February 8, 2009
Twins Sign Luis Ayala
Plucked from the Diamondbacks' system by the Expos in the Rule 5 draft back in 2002, Ayala went 10-3 with a 2.92 ERA in 71 innings as a 25-year-old rookie in 2003. He followed that up with a 2.69 ERA in 2004 and a 2.66 ERA in 2005, but then missed the entire 2006 season after injuring his elbow while pitching for Mexico in the inaugural World Baseball Classic. Prior to undergoing Tommy John surgery Ayala was a strike-throwing, ground-ball machine with a 2.75 ERA, but he hasn't been the same since:
IP ERA FIP SO% BB% GB%
Before Surgery 232.1 2.75 3.63 15.7 3.5 51.4
After Surgery 118.0 4.81 4.43 15.1 6.2 43.2
Ayala has never been a strikeout pitcher, but from 2003-2005 had pinpoint control while inducing lots of ground balls. He hasn't lost many strikeouts since returning from surgery, but Ayala has handed out 77 percent more walks with 16 percent fewer ground balls (making all the "sinkerball" talk sort of silly). Not surprisingly his ERA has risen from 2.75 to 4.81 and his FIP has gone from 3.63 to 4.43. That's the bad news. The good news is that Ayala wasn't nearly as awful as his ugly ERA last year suggests.

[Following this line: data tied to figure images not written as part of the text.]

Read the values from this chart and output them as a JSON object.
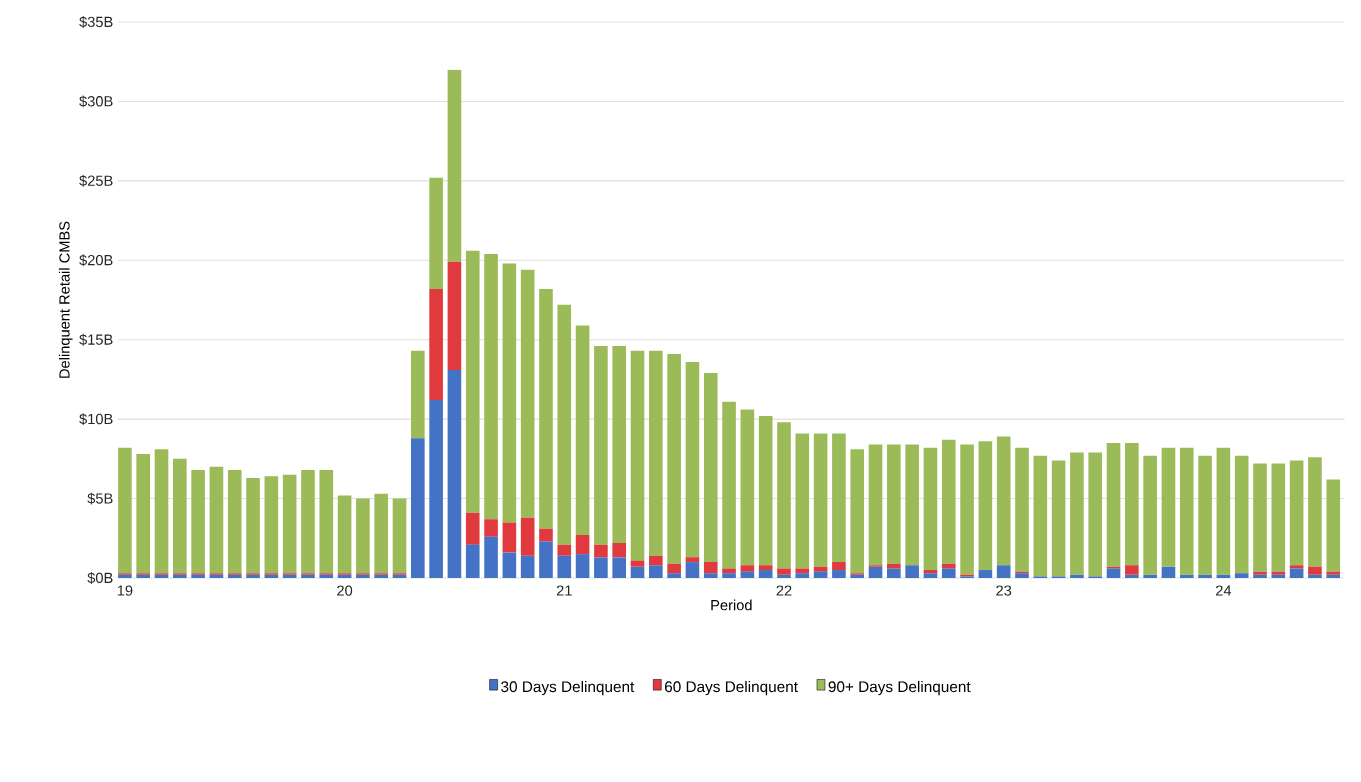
{
  "chart_data": {
    "type": "bar",
    "stacked": true,
    "xlabel": "Period",
    "ylabel": "Delinquent Retail CMBS",
    "x": [
      "2019-01",
      "2019-02",
      "2019-03",
      "2019-04",
      "2019-05",
      "2019-06",
      "2019-07",
      "2019-08",
      "2019-09",
      "2019-10",
      "2019-11",
      "2019-12",
      "2020-01",
      "2020-02",
      "2020-03",
      "2020-04",
      "2020-05",
      "2020-06",
      "2020-07",
      "2020-08",
      "2020-09",
      "2020-10",
      "2020-11",
      "2020-12",
      "2021-01",
      "2021-02",
      "2021-03",
      "2021-04",
      "2021-05",
      "2021-06",
      "2021-07",
      "2021-08",
      "2021-09",
      "2021-10",
      "2021-11",
      "2021-12",
      "2022-01",
      "2022-02",
      "2022-03",
      "2022-04",
      "2022-05",
      "2022-06",
      "2022-07",
      "2022-08",
      "2022-09",
      "2022-10",
      "2022-11",
      "2022-12",
      "2023-01",
      "2023-02",
      "2023-03",
      "2023-04",
      "2023-05",
      "2023-06",
      "2023-07",
      "2023-08",
      "2023-09",
      "2023-10",
      "2023-11",
      "2023-12",
      "2024-01",
      "2024-02",
      "2024-03",
      "2024-04",
      "2024-05",
      "2024-06",
      "2024-07"
    ],
    "series": [
      {
        "name": "30 Days Delinquent",
        "color": "#4472c4",
        "values": [
          0.2,
          0.2,
          0.2,
          0.2,
          0.2,
          0.2,
          0.2,
          0.2,
          0.2,
          0.2,
          0.2,
          0.2,
          0.2,
          0.2,
          0.2,
          0.2,
          8.8,
          11.2,
          13.1,
          2.1,
          2.6,
          1.6,
          1.4,
          2.3,
          1.4,
          1.5,
          1.3,
          1.3,
          0.7,
          0.8,
          0.3,
          1.0,
          0.3,
          0.3,
          0.4,
          0.5,
          0.2,
          0.3,
          0.4,
          0.5,
          0.2,
          0.7,
          0.6,
          0.8,
          0.3,
          0.6,
          0.1,
          0.5,
          0.8,
          0.3,
          0.1,
          0.1,
          0.2,
          0.1,
          0.6,
          0.2,
          0.2,
          0.7,
          0.2,
          0.2,
          0.2,
          0.3,
          0.2,
          0.2,
          0.6,
          0.2,
          0.2
        ]
      },
      {
        "name": "60 Days Delinquent",
        "color": "#e0393e",
        "values": [
          0.1,
          0.1,
          0.1,
          0.1,
          0.1,
          0.1,
          0.1,
          0.1,
          0.1,
          0.1,
          0.1,
          0.1,
          0.1,
          0.1,
          0.1,
          0.1,
          0,
          7.0,
          6.8,
          2.0,
          1.1,
          1.9,
          2.4,
          0.8,
          0.7,
          1.2,
          0.8,
          0.9,
          0.4,
          0.6,
          0.6,
          0.3,
          0.7,
          0.3,
          0.4,
          0.3,
          0.4,
          0.3,
          0.3,
          0.5,
          0.1,
          0.1,
          0.3,
          0,
          0.2,
          0.3,
          0.1,
          0,
          0,
          0.1,
          0,
          0,
          0,
          0,
          0.1,
          0.6,
          0,
          0,
          0,
          0,
          0,
          0,
          0.2,
          0.2,
          0.2,
          0.5,
          0.2
        ]
      },
      {
        "name": "90+ Days Delinquent",
        "color": "#9bbb59",
        "values": [
          7.9,
          7.5,
          7.8,
          7.2,
          6.5,
          6.7,
          6.5,
          6.0,
          6.1,
          6.2,
          6.5,
          6.5,
          4.9,
          4.7,
          5.0,
          4.7,
          5.5,
          7.0,
          12.1,
          16.5,
          16.7,
          16.3,
          15.6,
          15.1,
          15.1,
          13.2,
          12.5,
          12.4,
          13.2,
          12.9,
          13.2,
          12.3,
          11.9,
          10.5,
          9.8,
          9.4,
          9.2,
          8.5,
          8.4,
          8.1,
          7.8,
          7.6,
          7.5,
          7.6,
          7.7,
          7.8,
          8.2,
          8.1,
          8.1,
          7.8,
          7.6,
          7.3,
          7.7,
          7.8,
          7.8,
          7.7,
          7.5,
          7.5,
          8.0,
          7.5,
          8.0,
          7.4,
          6.8,
          6.8,
          6.6,
          6.9,
          5.8
        ]
      }
    ],
    "xlim": [
      "2018-12-20",
      "2024-07-20"
    ],
    "xticks": [
      {
        "value": "2019-01",
        "label": "19"
      },
      {
        "value": "2020-01",
        "label": "20"
      },
      {
        "value": "2021-01",
        "label": "21"
      },
      {
        "value": "2022-01",
        "label": "22"
      },
      {
        "value": "2023-01",
        "label": "23"
      },
      {
        "value": "2024-01",
        "label": "24"
      }
    ],
    "ylim": [
      0,
      35
    ],
    "yticks": [
      {
        "value": 0,
        "label": "$0B"
      },
      {
        "value": 5,
        "label": "$5B"
      },
      {
        "value": 10,
        "label": "$10B"
      },
      {
        "value": 15,
        "label": "$15B"
      },
      {
        "value": 20,
        "label": "$20B"
      },
      {
        "value": 25,
        "label": "$25B"
      },
      {
        "value": 30,
        "label": "$30B"
      },
      {
        "value": 35,
        "label": "$35B"
      }
    ],
    "grid": "y",
    "legend": "bottom"
  }
}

Ayala went 2-10 with a 5.71 ERA in 75.2 innings last season, allowing opponents to bat .287/.344/.443. There's really no way to spin that as a good performance, but a little digging shows that Ayala wasn't as bad as his ERA and win-loss record. Ayala had a .320 batting average on balls in play last season, but his career mark is .300 and the MLB average was .308. Similarly, his left-on-base percentage last year (60.2) was far worse than his career mark (75.7) and the MLB norm (71.5).
In other words, Ayala was unlucky last year in addition to not pitching especially well, and normalizing both his batting average on balls in play and left-on-base percentage while removing some of the other luck-related stuff from the equation gives him a 4.47 FIP instead of a 5.71 ERA. If you're unfamiliar with FIP, it stands for Fielding Independent Pitching and basically says that a pitcher performing exactly like Ayala did last year can be expected to post a 4.47 ERA over the long haul.
Ayala had a 4.47 FIP last season and a 4.35 FIP in 2007, turned 31 years old last month, and is moving from the NL to the AL, so a reasonable projection for 2009 is probably right around 4.50. There were 81 relievers who logged at least 40 innings in the AL last season and a 4.50 FIP would have ranked 60th. In other words, Ayala's performance last year and a reasonable projection for his performance this year would make him the fifth-best reliever in a good AL bullpen.
To put a 4.50 FIP into some Twins-specific context, consider that the team's bullpen had a 4.26 FIP last year and five of the seven relievers who logged 40-plus innings had a FIP under 4.50. Jesse Crain had a 3.98 FIP last year and has a 4.19 FIP for his career. Matt Guerrier had a 5.08 FIP last year and has a 4.51 FIP for his career. Even an optimistic projection likely puts Ayala somewhere between Crain and Guerrier, which while a useful reliever is hardly going to fix a bullpen that was broken much of last year.
Barring a trade Ayala's signing will make it very difficult for Philip Humber or Bobby Korecky to secure a spot in the Opening Day bullpen unless the Twins misguidedly go with a 13-man pitching staff or Jose Mijares begins the year at Triple-A. Joe Nathan, Craig Breslow, Crain, Guerrier, and Ayala are clearly locks and Boof Bonser may be close to one as well. Ayala is likely a better, safer bet than Humber or Korecky for 2009, but the upgrade is probably minimal and may lead to losing Humber for nothing.
Meanwhile, the Twins missed the chance to legitimately elevate their late-inning situation by signing a slightly more expensive free agent and the money saved by instead bringing in a middle-relief caliber arm in Ayala does little for a team that is still at least $10 million under budget. Ayala is better than he looked last year and at $1.3 million is far from another Livan Hernandez or Ramon Ortiz, but he's also just a mediocre middle reliever for a bullpen that could have used (and afforded) a bigger upgrade.